Provides valuable insight into one of the most exciting developments in Beckett Studies in recent years

  • Includes especially commissioned contributions by three translators who worked with Samuel Beckett
  • Revisits traditional analyses of Beckett’s work which did not account for Beckett’s bilingualism. In all contributions, both versions of a Beckett text are considered originals, each one having its own dynamic impuls
  • Contains ample knowledge of previous scholarship in the field: it continues the path (bold, systematic, comprehensive) initiated by ground-breaking monograph A Tongue Not Mine (2011), by Sinéad Mooney
  • Reveals unknown aspects of Beckett’s practice of translation, e.g., not in all cases did he impoverish his texts when he rendered them in a second language
  • Displays full coverage of literary genres: attention is paid to prose fiction, theatre (including radio plays) and poetry translated by Beckett

Samuel Beckett and Translation explores the idea that at the core of Beckett’s work there is no fixed centre but a constant movement between variants of French and English.
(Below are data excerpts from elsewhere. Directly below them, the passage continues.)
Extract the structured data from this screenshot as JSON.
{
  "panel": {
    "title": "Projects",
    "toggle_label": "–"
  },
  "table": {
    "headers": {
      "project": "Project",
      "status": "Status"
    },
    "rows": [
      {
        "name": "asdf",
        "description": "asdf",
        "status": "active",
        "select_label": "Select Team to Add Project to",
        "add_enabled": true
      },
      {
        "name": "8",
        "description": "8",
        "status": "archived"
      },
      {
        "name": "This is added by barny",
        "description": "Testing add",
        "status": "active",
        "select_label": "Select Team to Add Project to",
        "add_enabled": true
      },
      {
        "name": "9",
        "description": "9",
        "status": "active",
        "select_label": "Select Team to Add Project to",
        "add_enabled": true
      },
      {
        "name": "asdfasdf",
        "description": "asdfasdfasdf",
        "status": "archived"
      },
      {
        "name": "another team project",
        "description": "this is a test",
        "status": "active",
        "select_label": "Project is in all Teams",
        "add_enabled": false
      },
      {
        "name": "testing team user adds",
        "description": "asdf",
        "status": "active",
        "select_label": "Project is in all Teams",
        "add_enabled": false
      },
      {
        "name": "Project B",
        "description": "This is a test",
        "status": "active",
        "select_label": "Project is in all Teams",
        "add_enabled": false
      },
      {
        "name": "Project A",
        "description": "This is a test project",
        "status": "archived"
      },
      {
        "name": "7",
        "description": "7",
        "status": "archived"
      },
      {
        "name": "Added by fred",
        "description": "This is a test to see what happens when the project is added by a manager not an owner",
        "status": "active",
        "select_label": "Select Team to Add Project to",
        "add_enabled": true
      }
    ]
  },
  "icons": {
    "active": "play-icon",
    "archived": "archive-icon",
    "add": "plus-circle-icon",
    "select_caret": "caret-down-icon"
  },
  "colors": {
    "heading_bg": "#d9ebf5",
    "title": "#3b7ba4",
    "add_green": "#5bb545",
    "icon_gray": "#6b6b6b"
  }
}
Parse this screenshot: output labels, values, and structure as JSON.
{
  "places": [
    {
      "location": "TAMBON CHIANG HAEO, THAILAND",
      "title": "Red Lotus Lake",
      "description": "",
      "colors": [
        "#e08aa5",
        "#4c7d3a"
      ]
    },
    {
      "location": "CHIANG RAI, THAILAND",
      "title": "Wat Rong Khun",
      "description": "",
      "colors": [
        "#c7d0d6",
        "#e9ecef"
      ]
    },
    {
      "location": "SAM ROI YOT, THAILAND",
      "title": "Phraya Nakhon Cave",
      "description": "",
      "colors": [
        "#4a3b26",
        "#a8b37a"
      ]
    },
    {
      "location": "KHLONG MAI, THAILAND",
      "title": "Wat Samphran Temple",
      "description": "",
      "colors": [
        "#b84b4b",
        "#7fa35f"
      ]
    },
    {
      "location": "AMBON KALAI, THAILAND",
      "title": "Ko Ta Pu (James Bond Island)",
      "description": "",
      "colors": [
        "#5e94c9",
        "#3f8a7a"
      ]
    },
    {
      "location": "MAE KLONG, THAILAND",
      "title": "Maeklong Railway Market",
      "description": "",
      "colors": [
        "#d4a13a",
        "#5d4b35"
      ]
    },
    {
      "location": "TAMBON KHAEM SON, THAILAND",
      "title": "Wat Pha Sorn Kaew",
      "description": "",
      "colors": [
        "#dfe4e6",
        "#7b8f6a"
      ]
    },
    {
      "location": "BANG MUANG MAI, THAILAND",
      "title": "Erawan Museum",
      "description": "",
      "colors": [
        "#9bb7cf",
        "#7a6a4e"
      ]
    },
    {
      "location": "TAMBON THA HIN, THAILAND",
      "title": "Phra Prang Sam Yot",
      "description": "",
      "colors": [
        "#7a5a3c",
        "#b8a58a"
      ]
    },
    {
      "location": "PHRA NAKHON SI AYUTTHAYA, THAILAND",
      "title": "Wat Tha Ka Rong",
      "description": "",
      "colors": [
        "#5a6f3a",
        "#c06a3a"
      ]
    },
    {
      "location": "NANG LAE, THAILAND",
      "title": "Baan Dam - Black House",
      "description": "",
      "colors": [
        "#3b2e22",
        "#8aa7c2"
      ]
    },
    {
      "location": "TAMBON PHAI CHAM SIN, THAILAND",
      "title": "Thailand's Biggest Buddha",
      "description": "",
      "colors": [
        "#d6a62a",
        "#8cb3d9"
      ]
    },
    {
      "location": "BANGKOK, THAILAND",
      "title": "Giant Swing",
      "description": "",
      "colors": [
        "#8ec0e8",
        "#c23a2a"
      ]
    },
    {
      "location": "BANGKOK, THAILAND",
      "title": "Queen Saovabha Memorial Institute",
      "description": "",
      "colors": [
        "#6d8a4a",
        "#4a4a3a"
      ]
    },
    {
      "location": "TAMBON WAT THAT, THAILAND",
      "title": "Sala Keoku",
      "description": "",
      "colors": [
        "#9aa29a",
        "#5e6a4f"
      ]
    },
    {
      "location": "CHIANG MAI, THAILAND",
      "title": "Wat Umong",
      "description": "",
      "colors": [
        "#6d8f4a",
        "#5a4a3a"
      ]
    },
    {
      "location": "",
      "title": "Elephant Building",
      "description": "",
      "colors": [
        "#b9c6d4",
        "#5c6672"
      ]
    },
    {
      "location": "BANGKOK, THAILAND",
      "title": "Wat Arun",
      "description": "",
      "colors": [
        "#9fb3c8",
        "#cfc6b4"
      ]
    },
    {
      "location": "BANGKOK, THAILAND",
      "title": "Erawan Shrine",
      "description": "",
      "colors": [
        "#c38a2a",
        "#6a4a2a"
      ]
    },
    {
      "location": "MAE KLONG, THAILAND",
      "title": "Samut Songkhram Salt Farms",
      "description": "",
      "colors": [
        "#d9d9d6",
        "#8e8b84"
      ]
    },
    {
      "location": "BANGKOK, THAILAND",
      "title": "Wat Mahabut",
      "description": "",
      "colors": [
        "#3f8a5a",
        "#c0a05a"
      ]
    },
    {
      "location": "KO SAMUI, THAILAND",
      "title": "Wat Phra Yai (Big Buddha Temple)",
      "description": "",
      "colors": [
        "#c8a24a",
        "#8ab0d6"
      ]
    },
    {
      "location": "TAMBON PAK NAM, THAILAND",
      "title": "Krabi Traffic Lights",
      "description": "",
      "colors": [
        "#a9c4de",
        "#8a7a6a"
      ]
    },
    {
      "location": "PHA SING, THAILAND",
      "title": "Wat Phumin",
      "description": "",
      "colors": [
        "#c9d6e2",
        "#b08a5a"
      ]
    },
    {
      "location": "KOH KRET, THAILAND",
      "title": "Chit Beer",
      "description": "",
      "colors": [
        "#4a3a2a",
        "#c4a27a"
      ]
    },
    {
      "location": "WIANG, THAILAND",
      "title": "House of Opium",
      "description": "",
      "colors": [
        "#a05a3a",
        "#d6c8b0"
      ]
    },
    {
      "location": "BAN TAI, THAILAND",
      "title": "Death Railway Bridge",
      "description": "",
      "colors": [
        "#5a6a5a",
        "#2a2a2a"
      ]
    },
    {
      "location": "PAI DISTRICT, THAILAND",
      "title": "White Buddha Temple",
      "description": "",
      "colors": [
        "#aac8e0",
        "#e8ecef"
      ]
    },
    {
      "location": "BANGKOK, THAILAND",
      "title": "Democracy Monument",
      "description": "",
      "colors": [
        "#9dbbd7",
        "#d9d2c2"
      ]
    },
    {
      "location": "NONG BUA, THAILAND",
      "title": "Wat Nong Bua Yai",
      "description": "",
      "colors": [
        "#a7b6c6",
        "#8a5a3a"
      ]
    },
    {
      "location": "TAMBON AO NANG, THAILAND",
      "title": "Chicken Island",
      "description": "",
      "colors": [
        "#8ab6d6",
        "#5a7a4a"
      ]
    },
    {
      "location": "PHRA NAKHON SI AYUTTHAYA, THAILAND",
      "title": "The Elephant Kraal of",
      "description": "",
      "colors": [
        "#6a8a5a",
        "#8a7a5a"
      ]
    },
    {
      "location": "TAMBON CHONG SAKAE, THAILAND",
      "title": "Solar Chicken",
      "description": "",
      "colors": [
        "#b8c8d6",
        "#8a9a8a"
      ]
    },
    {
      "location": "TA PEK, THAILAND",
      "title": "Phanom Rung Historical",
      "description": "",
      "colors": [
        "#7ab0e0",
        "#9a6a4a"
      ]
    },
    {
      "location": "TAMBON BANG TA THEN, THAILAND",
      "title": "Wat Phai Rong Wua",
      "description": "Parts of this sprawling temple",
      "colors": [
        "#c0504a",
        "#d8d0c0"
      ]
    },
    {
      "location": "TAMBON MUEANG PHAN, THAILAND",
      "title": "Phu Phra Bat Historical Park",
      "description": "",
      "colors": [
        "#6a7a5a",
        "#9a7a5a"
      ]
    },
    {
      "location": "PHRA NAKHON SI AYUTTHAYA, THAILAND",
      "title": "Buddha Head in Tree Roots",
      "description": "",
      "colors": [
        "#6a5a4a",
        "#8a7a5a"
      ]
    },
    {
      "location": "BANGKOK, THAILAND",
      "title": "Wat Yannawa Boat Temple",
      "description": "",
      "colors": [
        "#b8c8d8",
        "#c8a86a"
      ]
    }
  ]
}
This collection of newly commissioned edited essays opens up original lines of enquiry into this restless impulse and how it finds a resonance in Beckett’s writing. Topics, including Beckett’s self-translations, translations of other authors and poetics of translation, are discussed in an Introduction and thirteen chapters followed by a section of commentary from seasoned translators who have worked on Beckett’s texts. In examining the full range of Beckett’s literary genres, this book presents how the high voltage released by Beckett’s bilingualism informs the intricacies of his literary production.